Licensing With RoyaltiesSimple licensing with royalties can be lucrative, but just as with most writers (for whom this is effectively the same mode of working), it is only a small percentage who actually become wealthy through it. Your royalty income is entirely dependent on the number of units sold, and you have no control over how that is done.
You may be able to negotiate a contract where, if you feel the manufacturer is not making appropriate marketing efforts, you can end the arrangement, but actually following up on this can be difficult. Some companies do, from time to time, license inventions which they have no intention of producing, in order to prevent a rival from producing them, in which case you would receive no royalties. You might also agree to license the invention for a fixed period, but again, there are problems: by the time the period is over, rival companies have had a chance to examine your product in the marketplace and develop alternatives.
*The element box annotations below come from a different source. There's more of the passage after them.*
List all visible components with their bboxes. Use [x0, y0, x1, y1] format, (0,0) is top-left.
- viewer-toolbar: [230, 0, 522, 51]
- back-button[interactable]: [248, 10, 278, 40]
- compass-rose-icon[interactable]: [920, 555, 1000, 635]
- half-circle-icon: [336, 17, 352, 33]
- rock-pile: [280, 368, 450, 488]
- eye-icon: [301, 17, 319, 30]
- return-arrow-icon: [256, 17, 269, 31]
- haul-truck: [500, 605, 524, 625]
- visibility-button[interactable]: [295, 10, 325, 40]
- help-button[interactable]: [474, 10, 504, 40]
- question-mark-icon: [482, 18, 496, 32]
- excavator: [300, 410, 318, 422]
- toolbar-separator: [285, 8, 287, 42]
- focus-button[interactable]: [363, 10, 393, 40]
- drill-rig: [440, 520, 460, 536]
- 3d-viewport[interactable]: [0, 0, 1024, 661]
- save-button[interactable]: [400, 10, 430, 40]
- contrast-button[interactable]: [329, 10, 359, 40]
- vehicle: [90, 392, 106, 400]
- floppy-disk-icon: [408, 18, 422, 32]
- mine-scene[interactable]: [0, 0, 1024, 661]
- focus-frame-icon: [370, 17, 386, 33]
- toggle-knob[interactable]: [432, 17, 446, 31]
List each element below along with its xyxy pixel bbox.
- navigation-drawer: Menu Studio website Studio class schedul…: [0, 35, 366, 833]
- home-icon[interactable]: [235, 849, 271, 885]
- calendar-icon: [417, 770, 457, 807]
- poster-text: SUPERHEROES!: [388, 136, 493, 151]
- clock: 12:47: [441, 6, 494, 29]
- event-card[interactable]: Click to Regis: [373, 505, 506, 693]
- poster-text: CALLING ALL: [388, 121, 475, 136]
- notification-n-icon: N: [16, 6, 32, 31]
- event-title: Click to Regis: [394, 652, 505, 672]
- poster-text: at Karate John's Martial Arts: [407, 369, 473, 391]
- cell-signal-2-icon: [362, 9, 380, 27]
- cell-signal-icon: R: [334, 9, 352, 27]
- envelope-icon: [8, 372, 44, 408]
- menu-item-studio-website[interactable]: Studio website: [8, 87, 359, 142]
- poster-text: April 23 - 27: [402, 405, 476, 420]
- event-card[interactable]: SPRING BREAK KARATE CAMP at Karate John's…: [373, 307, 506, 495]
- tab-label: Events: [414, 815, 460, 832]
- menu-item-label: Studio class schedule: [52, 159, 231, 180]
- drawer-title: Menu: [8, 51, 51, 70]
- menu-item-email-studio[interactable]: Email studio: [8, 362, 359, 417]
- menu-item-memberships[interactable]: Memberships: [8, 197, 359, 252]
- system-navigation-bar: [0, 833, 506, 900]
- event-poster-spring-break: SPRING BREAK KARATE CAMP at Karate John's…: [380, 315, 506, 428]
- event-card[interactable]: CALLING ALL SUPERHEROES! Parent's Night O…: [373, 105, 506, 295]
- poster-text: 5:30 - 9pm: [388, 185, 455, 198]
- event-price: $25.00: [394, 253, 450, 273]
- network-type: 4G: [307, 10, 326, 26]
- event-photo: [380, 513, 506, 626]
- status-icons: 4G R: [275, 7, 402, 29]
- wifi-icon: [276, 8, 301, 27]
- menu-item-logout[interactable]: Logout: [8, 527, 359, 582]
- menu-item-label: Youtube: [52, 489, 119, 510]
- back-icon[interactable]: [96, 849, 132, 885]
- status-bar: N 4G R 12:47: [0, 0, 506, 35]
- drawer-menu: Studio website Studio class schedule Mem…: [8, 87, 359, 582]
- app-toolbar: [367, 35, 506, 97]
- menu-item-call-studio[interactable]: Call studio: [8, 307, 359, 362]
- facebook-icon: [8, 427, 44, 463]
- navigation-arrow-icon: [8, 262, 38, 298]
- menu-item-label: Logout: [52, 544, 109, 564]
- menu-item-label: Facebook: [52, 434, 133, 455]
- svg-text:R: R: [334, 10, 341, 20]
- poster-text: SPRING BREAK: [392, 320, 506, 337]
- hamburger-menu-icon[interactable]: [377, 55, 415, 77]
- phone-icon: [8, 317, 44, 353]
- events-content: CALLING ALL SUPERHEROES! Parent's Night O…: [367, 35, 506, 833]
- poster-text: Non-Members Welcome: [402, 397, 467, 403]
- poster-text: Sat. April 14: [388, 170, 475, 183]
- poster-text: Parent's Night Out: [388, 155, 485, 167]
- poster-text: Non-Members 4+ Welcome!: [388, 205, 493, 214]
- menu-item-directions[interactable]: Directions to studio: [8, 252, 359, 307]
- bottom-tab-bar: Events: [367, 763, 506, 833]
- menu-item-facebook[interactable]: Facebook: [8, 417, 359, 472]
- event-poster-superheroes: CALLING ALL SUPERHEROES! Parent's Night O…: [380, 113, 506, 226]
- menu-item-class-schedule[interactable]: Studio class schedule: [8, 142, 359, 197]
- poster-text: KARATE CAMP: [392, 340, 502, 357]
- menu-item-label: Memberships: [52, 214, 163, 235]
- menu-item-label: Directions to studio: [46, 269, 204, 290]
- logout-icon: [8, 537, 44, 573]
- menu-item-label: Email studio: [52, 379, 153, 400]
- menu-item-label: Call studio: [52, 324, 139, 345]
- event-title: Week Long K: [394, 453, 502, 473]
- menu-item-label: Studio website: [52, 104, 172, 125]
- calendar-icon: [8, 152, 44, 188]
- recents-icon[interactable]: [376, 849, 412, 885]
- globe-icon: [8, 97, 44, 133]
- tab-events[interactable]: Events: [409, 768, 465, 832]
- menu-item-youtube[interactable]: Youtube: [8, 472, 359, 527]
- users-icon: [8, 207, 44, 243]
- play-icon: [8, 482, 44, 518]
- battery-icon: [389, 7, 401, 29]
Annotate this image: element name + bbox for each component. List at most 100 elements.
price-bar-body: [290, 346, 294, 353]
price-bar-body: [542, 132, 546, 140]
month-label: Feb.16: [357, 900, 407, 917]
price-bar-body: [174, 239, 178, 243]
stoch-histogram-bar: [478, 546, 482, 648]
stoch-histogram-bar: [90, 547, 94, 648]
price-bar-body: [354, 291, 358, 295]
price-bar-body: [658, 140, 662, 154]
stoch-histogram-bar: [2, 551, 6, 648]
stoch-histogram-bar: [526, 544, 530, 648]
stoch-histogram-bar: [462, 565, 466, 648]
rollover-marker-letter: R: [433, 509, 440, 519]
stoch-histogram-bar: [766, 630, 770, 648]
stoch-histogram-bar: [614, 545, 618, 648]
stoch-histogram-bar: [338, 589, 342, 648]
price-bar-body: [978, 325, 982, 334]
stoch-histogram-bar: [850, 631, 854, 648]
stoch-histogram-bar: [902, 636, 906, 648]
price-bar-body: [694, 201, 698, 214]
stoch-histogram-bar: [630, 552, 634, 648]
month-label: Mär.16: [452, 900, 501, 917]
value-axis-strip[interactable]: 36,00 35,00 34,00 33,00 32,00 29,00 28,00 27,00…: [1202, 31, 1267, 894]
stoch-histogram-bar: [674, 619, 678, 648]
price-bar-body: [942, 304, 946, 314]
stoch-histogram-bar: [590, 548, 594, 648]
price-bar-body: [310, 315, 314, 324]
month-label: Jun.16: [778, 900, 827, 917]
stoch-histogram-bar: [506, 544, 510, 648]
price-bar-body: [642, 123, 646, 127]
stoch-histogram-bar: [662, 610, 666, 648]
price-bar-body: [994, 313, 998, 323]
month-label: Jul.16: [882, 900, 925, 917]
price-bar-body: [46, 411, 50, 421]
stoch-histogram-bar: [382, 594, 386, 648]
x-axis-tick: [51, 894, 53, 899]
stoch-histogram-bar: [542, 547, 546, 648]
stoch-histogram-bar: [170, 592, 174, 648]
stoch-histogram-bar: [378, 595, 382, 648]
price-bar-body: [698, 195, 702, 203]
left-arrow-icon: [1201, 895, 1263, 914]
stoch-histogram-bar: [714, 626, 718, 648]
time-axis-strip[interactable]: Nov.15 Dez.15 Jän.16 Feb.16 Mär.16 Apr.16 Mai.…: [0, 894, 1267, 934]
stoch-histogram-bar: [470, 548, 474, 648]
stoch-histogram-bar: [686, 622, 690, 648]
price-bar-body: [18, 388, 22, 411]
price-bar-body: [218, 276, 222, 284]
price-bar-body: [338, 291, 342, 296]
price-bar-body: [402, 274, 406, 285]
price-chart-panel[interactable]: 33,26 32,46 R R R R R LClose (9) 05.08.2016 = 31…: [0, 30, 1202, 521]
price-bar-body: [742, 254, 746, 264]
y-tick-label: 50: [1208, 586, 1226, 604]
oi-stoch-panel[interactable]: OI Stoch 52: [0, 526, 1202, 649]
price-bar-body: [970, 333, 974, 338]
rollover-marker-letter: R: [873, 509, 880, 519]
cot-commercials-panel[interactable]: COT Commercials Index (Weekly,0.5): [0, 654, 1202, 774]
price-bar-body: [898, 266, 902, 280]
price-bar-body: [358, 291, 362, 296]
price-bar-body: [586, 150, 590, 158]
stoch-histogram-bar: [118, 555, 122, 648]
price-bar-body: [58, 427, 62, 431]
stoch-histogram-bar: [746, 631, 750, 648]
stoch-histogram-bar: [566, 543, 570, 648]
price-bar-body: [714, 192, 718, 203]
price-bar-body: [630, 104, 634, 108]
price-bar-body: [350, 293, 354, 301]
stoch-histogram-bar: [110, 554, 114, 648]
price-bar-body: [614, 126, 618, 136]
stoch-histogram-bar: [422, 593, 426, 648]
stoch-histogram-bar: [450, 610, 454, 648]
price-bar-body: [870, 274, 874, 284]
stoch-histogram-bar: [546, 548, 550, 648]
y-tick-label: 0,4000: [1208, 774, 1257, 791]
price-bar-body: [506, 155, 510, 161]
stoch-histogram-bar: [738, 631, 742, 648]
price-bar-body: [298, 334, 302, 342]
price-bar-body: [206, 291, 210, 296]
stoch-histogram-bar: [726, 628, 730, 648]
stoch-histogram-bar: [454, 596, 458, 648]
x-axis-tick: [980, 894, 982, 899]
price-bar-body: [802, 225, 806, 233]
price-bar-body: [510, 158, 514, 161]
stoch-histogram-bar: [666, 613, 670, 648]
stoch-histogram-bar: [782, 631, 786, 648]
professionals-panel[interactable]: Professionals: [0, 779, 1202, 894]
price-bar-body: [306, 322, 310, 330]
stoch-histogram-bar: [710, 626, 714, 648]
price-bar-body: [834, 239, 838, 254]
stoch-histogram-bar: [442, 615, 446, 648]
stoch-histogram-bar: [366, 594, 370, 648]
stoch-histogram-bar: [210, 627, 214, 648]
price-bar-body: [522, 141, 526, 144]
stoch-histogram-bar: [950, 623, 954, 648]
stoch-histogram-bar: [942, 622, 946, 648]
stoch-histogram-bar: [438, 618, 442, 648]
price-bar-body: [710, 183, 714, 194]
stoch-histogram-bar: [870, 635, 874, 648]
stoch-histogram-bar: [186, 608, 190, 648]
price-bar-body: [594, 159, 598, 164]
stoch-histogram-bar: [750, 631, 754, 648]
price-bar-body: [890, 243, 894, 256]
Working With a CompanyOverall, the best arrangement is probably one where you work with a company to develop your invention, taking advantage of the company’s facilities, expertise and contacts, and your innovation and insights, and receive royalties on sales. In these cases, the commitment and investment by the company makes it more likely that large efforts will be made to get the product and the marketing right; you may also receive a salary or at least expenses for your co-development efforts. As well as existing manufacturers, there are also innovation consultancies such as Carbonate which take on a limited number of new products each year in this way.
If a company expects you to get the invention to production standards with no assistance, but offers only royalties on sales, this is probably best to avoid unless you are confident that your invention is completely ready, and even then you would have much more control (and full revenues) by going it alone.
How much should royalties be? They are usually specified as a percentage of the price at which the manufacturer or retailer sells to distributors or other retailers. Given the level of mark-up along the line (a shop may have a margin of 40% of the sale price, and the distributors will take maybe 30% of what is left), an apparent inventor’s royalty of 2.5% (fairly typical) on a product with an RRP of £30 may work out to just £30 × 60% × 70% × 2.5% = 31.5 pence. If you’ve spent £10,000 of your own money developing an invention, the manufacturer would need to sell nearly 32,000 units before you break even.
Many companies will offer inventors a contract with variable royalties dependent on sales. Occasionally these are weighted so that the larger the number of sales (the more successful the invention), the higher the percentage the inventor receives, but this is unusual. It is more common for the percentage to decrease as the number of sales rises, so that an inventor’s royalty income may actually stay fairly constant during the time that the invention really ‘takes off’ and then decrease thereafter as sales decrease again.